One issue highlighted by Dr Pierce was the ongoing health inequity for people with haemophilia in countries with limited resources and how this could be addressed by providing gene therapy. Even though currently this is a costly treatment, it has the potential to be ‘one shot and you’re done’ which may well be a more sustainable option in the long term for countries that have limited or no access to other haemophilia treatments.

Dr Liane Khoo then spoke about the Australian experience and challenges with new and emerging haemophilia therapies. She spoke about the whole team approach with patients and their families at the centre. The evolution of the treatments for haemophilia patients was very interesting and it was amazing to see how far we have come. What’s even more exciting is that Australia thus far has participated in 64 clinical trials!


New haemophilia therapies challenge and opportunity

Dr Khoo then walked through the newer therapies that are on the market now and what is coming soon and the challenges these bring to patients and clinicians. Needs of the patients will be changing as well as the needs of the Treatment Centres and their models of care. As a closing note she mentioned as we work together to improve outcomes together for a better future, which was a very appropriate statement for this year’s Conference.


NATALIE KARLOVIC

Natalie Karlovic is Physiotherapist – Oncology, Haemophilia and Palliative Care, Children’s Health, Queensland Hospital and Health Service

Plenary – Gene therapy
Chair ~ Prof Huyen Tran
Overview ~ Dr Glenn Pierce 
Psychological overview ~ Jane Portnoy 
Overview into AHCDO Gene therapy roadmap ~ Prof Huyen Tran

One of the hot topics at the Conference was Australia’s foray into gene therapy. Already a few Haemophilia Treatment Centres around Australia have supported clinical trials with gene therapy for their patients. Whilst these presentations were predominantly focused on the medical complexities and further implementation strategies for Australia, the early evidence is showing good results. 

Dr Glenn Pierce, one of the pioneers in gene therapy and currently the World Federation of Hemophilia Vice President Medical, was among the speakers sharing emerging evidence gathered from other countries and how this is applicable to Australia. 

New therapies conundrum

The impact of new treatments on children and families 
Chair ~ Anne Jackson
The impact of new treatments on children and families ~ Anne Jackson
Impact on practice in the paediatric setting – a paediatric nurse’s view ~ Janine Furmedge 
Physical activity in children ~ Nicola Hamilton 
Young adult and his mother’s perspective ~ Catherine and Lachlan 

While gene therapy is not currently available for patients under the age of 18 years, an insightful and valuable perspective was offered from a young adult patient and his family on the impact of extended half-life therapies. The change from daily prophylaxis dosing to less frequent infusions has had a large impact on their treatment burden and ultimately their quality of life. 

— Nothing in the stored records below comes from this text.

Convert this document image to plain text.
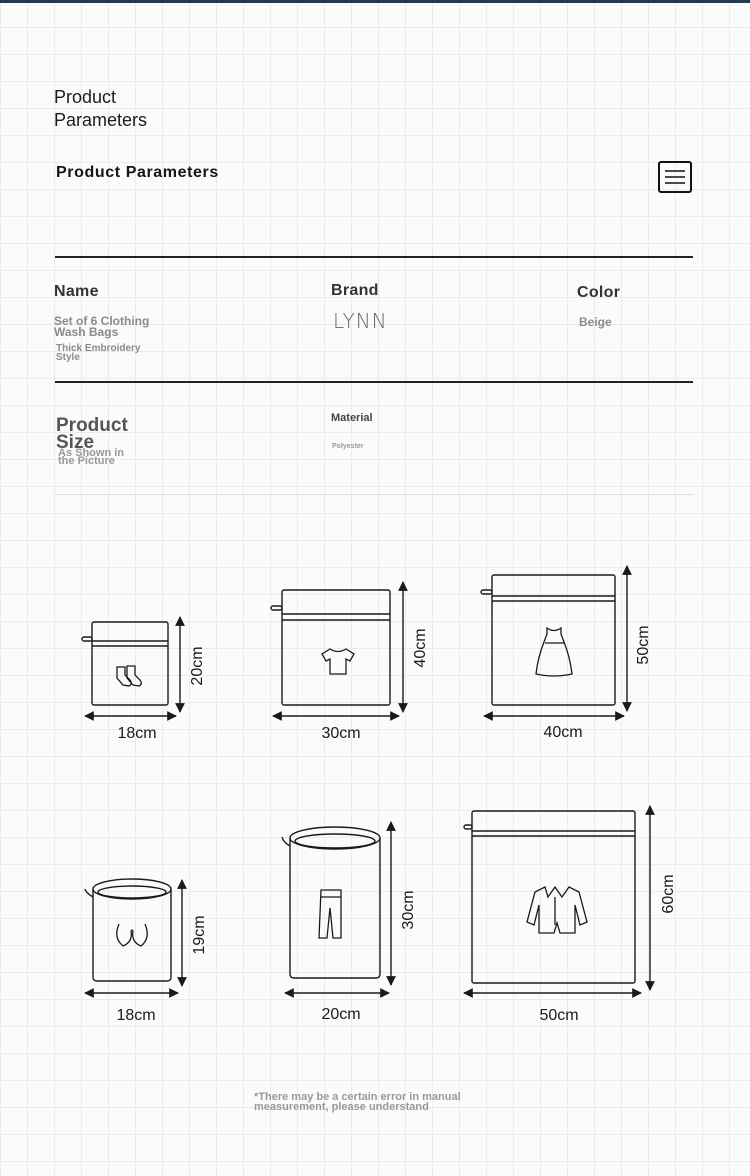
Product
Parameters
Product Parameters
Name
Set of 6 Clothing
Wash Bags
Thick Embroidery
Style
Brand
LYNN
Color
Beige
Product
Size
As Shown in
the Picture
Material
Polyester
18cm
20cm
30cm
40cm
40cm
50cm
18cm
19cm
20cm
30cm
50cm
60cm
*There may be a certain error in manual
measurement, please understand
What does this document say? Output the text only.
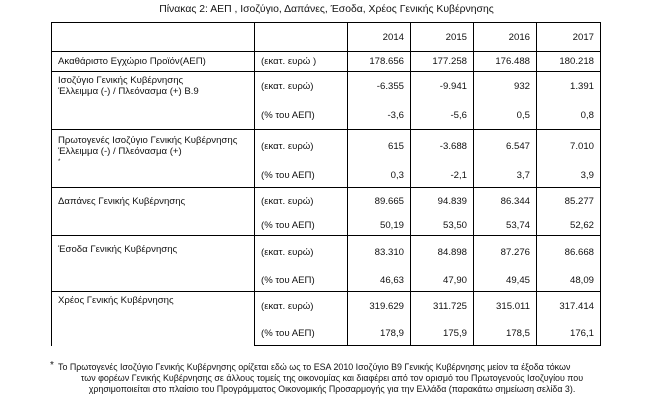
Πίνακας 2: ΑΕΠ , Ισοζύγιο, Δαπάνες, Έσοδα, Χρέος Γενικής Κυβέρνησης
		2014	2015	2016	2017
Ακαθάριστο Εγχώριο Προϊόν(ΑΕΠ)	(εκατ. ευρώ )	178.656	177.258	176.488	180.218

Ισοζύγιο Γενικής Κυβέρνησης
Έλλειμμα (-) / Πλεόνασμα (+) Β.9	(εκατ. ευρώ)	-6.355	-9.941	932	1.391
	(% του ΑΕΠ)	-3,6	-5,6	0,5	0,8

Πρωτογενές Ισοζύγιο Γενικής Κυβέρνησης
Έλλειμμα (-) / Πλεόνασμα (+)
*	(εκατ. ευρώ)	615	-3.688	6.547	7.010
	(% του ΑΕΠ)	0,3	-2,1	3,7	3,9
Δαπάνες Γενικής Κυβέρνησης	(εκατ. ευρώ)	89.665	94.839	86.344	85.277
	(% του ΑΕΠ)	50,19	53,50	53,74	52,62
Έσοδα Γενικής Κυβέρνησης	(εκατ. ευρώ)	83.310	84.898	87.276	86.668
	(% του ΑΕΠ)	46,63	47,90	49,45	48,09
Χρέος Γενικής Κυβέρνησης	(εκατ. ευρώ)	319.629	311.725	315.011	317.414
	(% του ΑΕΠ)	178,9	175,9	178,5	176,1
* Το Πρωτογενές Ισοζύγιο Γενικής Κυβέρνησης ορίζεται εδώ ως το ESA 2010 Ισοζύγιο Β9 Γενικής Κυβέρνησης μείον τα έξοδα τόκων

των φορέων Γενικής Κυβέρνησης σε άλλους τομείς της οικονομίας και διαφέρει από τον ορισμό του Πρωτογενούς Ισοζυγίου που

χρησιμοποιείται στο πλαίσιο του Προγράμματος Οικονομικής Προσαρμογής για την Ελλάδα (παρακάτω σημείωση σελίδα 3).
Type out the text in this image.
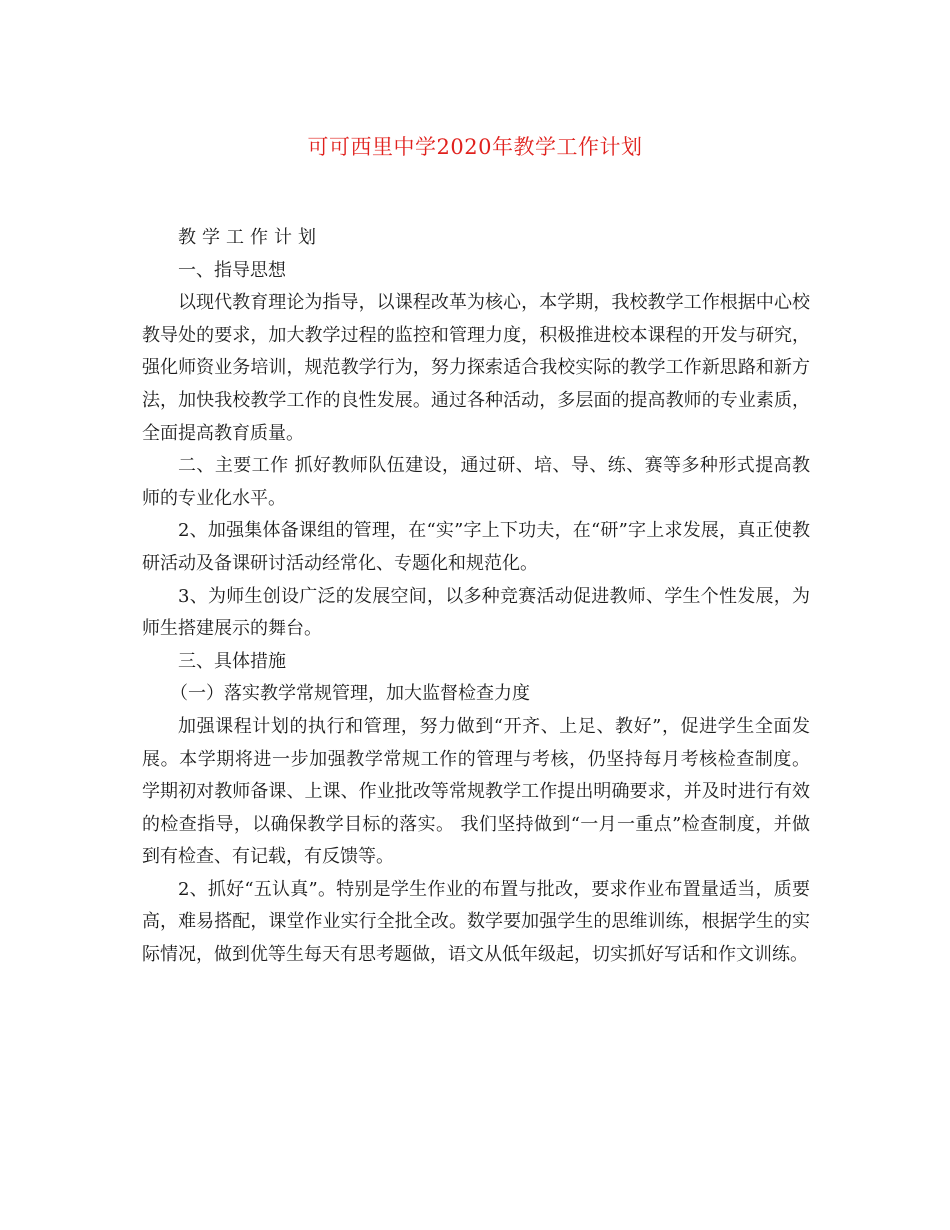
可可西里中学2020年教学工作计划

教学工作计划

一、指导思想

以现代教育理论为指导，以课程改革为核心，本学期，我校教学工作根据中心校教导处的要求，加大教学过程的监控和管理力度，积极推进校本课程的开发与研究，强化师资业务培训，规范教学行为，努力探索适合我校实际的教学工作新思路和新方法，加快我校教学工作的良性发展。通过各种活动，多层面的提高教师的专业素质，全面提高教育质量。

二、主要工作 抓好教师队伍建设，通过研、培、导、练、赛等多种形式提高教师的专业化水平。

2、加强集体备课组的管理，在“实”字上下功夫，在“研”字上求发展，真正使教研活动及备课研讨活动经常化、专题化和规范化。

3、为师生创设广泛的发展空间，以多种竞赛活动促进教师、学生个性发展，为师生搭建展示的舞台。

三、具体措施

（一）落实教学常规管理，加大监督检查力度

加强课程计划的执行和管理，努力做到“开齐、上足、教好”，促进学生全面发展。本学期将进一步加强教学常规工作的管理与考核，仍坚持每月考核检查制度。 学期初对教师备课、上课、作业批改等常规教学工作提出明确要求，并及时进行有效的检查指导，以确保教学目标的落实。 我们坚持做到“一月一重点”检查制度，并做到有检查、有记载，有反馈等。

2、抓好“五认真”。特别是学生作业的布置与批改，要求作业布置量适当，质要高，难易搭配，课堂作业实行全批全改。数学要加强学生的思维训练，根据学生的实际情况，做到优等生每天有思考题做，语文从低年级起，切实抓好写话和作文训练。
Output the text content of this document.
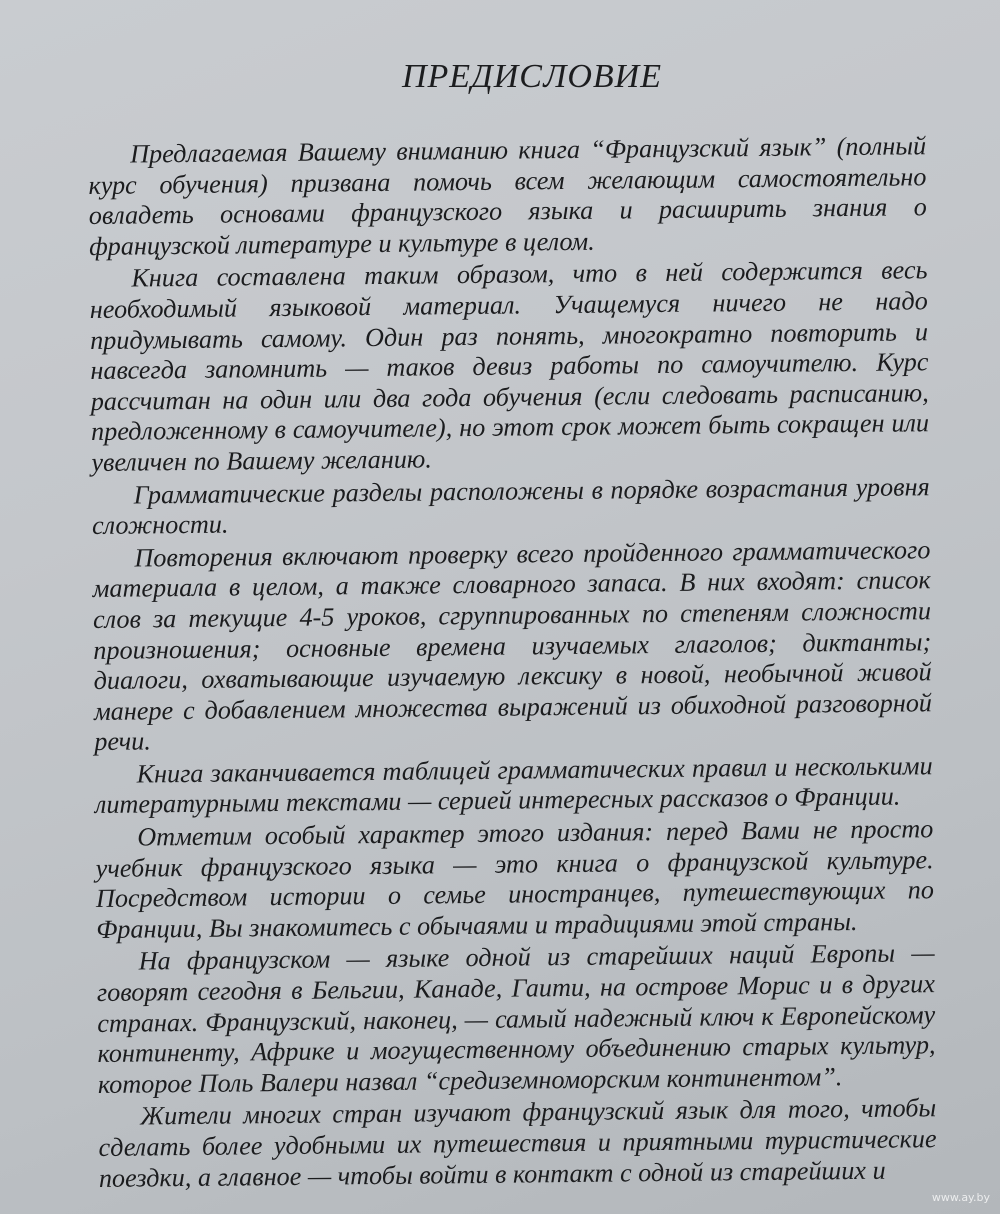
ПРЕДИСЛОВИЕ

Предлагаемая Вашему вниманию книга “Французский язык” (полный курс обучения) призвана помочь всем желающим самостоятельно овладеть основами французского языка и расширить знания о французской литературе и культуре в целом.

Книга составлена таким образом, что в ней содержится весь необходимый языковой материал. Учащемуся ничего не надо придумывать самому. Один раз понять, многократно повторить и навсегда запомнить — таков девиз работы по самоучителю. Курс рассчитан на один или два года обучения (если следовать расписанию, предложенному в самоучителе), но этот срок может быть сокращен или увеличен по Вашему желанию.

Грамматические разделы расположены в порядке возрастания уровня сложности.

Повторения включают проверку всего пройденного грамматического материала в целом, а также словарного запаса. В них входят: список слов за текущие 4-5 уроков, сгруппированных по степеням сложности произношения; основные времена изучаемых глаголов; диктанты; диалоги, охватывающие изучаемую лексику в новой, необычной живой манере с добавлением множества выражений из обиходной разговорной речи.

Книга заканчивается таблицей грамматических правил и несколькими литературными текстами — серией интересных рассказов о Франции.

Отметим особый характер этого издания: перед Вами не просто учебник французского языка — это книга о французской культуре. Посредством истории о семье иностранцев, путешествующих по Франции, Вы знакомитесь с обычаями и традициями этой страны.

На французском — языке одной из старейших наций Европы — говорят сегодня в Бельгии, Канаде, Гаити, на острове Морис и в других странах. Французский, наконец, — самый надежный ключ к Европейскому континенту, Африке и могущественному объединению старых культур, которое Поль Валери назвал “средиземноморским континентом”.

Жители многих стран изучают французский язык для того, чтобы сделать более удобными их путешествия и приятными туристические поездки, а главное — чтобы войти в контакт с одной из старейших и

www.ay.by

The presentation from Nicola Hamilton, a physiotherapist from the Royal Children’s Hospital in Melbourne, highlighted the importance of the role of physiotherapy within this space – in particular, helping children with haemophilia to identify what a joint/muscle bleed appears like when on these new therapies. Her presentation also encompassed the importance of physical activity and limiting increased screen time within all children – not only children affected by haemophilia or other bleeding disorders.